Gene Recognition Via Spliced Sequence Alignment
Mikhail S. Gelfand, Andrey A. Mironov, Pavel A. Pevzner
Proceedings of the National Academy of Sciences ,
93(17): 9061-9066 (August 20, 1996)
Abstract
Gene recognition is one of the most important problems in computational molecular
biology. Previous attempts to solve this problem were based on statistics, and
applications of combinatorial methods for gene recognition were almost unexplored.
Recent advances in large-scale cDNA sequencing open a way toward a new approach to
gene recognition that uses previously sequenced genes as a clue for recognition of
newly sequenced genes. This paper describes a spliced alignment algorithm and
software tool that explores all possible exon assemblies in polynomial time and
finds the multiexon structure with the best fit to a related protein. Unlike other
existing methods, the algorithm successfully recognizes genes even in the case
of short exons or exons with unusual codon usage; we also report correct assemblies
for genes with more than 10 exons. On a test sample of human genes with known
mammalian relatives, the average correlation between the predicted and actual
proteins was 99%. The algorithm correctly reconstructed 87% of genes and the rare
discrepancies between the predicted and real exon-intron structures were caused either
by short (less than 5 amino acids) initial/terminal exons or by alternative splicing.

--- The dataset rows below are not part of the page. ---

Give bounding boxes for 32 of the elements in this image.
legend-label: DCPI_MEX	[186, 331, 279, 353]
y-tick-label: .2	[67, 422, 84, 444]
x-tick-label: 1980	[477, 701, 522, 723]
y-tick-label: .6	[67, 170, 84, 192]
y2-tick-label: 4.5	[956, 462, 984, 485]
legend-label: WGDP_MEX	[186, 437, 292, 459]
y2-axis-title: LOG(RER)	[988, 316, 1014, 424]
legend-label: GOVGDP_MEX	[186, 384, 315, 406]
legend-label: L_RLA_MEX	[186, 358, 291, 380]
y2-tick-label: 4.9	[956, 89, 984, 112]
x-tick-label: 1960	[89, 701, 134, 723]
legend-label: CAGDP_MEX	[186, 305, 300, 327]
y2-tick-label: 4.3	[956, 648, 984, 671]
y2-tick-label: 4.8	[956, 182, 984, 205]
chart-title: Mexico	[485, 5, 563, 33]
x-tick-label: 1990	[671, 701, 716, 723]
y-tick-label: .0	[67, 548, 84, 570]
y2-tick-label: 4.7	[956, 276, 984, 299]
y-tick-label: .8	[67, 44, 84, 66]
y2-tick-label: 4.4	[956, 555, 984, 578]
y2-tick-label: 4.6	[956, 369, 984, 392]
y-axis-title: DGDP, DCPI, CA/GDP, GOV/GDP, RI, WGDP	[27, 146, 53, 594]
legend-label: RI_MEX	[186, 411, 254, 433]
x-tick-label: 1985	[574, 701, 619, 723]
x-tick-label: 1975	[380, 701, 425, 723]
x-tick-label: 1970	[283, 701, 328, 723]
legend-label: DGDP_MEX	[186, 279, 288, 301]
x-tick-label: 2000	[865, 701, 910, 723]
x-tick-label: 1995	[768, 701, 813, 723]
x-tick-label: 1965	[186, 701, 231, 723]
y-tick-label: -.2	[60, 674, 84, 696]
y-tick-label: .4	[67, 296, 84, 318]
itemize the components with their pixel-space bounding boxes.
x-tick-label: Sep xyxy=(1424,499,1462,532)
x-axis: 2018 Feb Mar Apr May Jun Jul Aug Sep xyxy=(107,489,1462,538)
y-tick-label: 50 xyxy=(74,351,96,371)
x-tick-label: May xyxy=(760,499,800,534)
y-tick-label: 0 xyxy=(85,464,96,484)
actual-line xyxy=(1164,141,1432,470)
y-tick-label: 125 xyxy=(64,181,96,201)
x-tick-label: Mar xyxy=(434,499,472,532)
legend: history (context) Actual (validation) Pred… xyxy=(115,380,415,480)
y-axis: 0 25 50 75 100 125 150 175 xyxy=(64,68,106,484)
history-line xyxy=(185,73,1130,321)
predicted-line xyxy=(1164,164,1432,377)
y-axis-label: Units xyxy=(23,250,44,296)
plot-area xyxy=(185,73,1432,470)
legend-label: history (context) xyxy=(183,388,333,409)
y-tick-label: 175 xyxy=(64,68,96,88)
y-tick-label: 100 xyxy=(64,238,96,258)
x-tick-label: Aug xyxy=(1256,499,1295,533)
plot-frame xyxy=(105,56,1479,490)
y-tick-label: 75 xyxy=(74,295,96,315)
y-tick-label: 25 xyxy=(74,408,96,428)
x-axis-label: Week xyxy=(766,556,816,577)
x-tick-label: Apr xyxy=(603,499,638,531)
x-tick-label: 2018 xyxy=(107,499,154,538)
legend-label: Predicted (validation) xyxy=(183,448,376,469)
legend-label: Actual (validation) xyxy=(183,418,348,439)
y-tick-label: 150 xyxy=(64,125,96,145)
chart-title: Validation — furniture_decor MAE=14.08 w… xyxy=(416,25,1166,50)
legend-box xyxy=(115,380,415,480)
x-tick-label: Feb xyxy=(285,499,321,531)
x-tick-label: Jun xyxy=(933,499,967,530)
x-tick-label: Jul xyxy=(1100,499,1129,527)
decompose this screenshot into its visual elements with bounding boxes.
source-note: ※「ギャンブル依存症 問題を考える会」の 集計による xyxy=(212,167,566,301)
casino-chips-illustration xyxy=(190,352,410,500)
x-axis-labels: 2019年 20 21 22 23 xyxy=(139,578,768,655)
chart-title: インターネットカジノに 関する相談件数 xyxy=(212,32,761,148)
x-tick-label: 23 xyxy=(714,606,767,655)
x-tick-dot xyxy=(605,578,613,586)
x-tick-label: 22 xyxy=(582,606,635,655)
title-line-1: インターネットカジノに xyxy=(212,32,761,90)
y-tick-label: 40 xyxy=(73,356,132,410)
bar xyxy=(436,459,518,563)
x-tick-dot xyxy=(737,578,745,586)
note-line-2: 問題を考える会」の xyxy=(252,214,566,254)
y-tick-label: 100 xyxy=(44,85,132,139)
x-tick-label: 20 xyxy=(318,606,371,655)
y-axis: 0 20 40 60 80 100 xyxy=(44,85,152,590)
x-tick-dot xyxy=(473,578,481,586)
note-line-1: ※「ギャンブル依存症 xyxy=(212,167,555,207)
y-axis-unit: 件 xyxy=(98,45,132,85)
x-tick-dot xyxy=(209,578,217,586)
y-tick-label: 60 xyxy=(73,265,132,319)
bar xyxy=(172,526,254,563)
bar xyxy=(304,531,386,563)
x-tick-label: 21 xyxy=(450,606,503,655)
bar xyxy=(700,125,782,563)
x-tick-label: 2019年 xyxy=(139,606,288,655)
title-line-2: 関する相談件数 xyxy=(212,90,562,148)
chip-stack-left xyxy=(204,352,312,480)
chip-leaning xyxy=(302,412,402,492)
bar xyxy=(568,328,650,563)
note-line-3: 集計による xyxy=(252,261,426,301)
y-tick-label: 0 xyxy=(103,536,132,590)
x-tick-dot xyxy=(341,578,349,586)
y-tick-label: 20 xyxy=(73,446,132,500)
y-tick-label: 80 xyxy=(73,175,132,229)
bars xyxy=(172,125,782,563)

Moreover, the algorithm predicts human genes reasonably well when the homologous protein
is nonvertebrate or even prokaryotic. The surprisingly good performance of the method
was confirmed by extensive simulations: in particular, with target proteins at
160 accepted point mutations (PAM) (25% similarity), the correlation between the
predicted and actual genes was still as high as 95%.